If my father were still living, would she have reacted the way she did when I finally got up the courage to tell her how I felt? Would she have looked at me with that same level of disgust that she viewed me with after that? Couldn’t she have seen how I needed her in that moment of vulnerability?
“Sweety, you’re crying,” my mother, Beira’s mother, exclaims. “What’s wrong?”

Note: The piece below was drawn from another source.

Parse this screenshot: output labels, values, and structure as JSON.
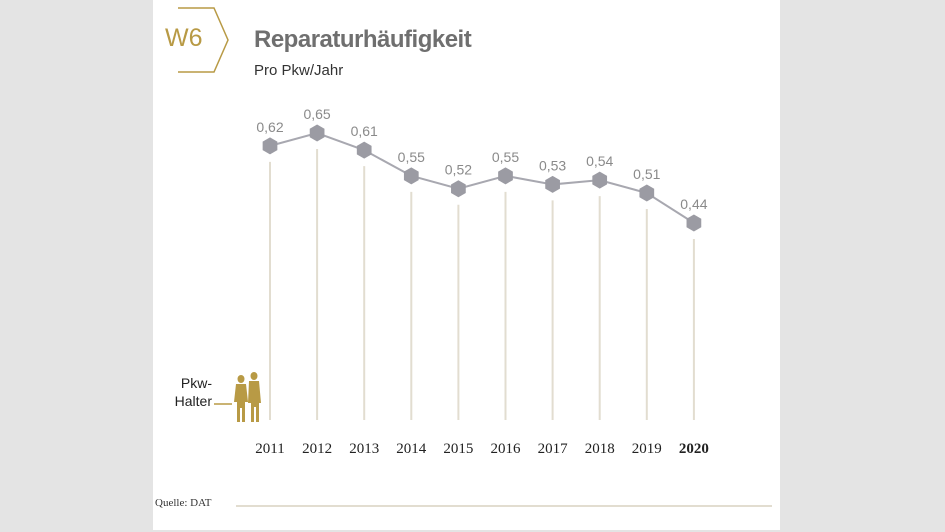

I pull away from her and wipe my eyes.
“I’m just feeling very l-loved right now, Mom.” I say between sniffles. “It makes me feel sad because I feel as though this is the first time in a long time that I have felt anyone r-really cares about me and how I feel.”
“Beira, you will always be loved by us and I’ll always care about you and how you feel,” she says gently and I can almost feel the soft smile on her face.
“Now,” she says, stepping back and taking my hands in hers. “Stand up so that your father can take you back to your room and you can get some rest. You must be exhausted for you to get so sentimental over a hug, not that I’m complaining. I’ll always be here for you, no matter what, Beira.”
I nod and stand. She passes my hands to my dad, who leads me out of the dinning room. I think I hear a soft sob behind me as the door closes behind us.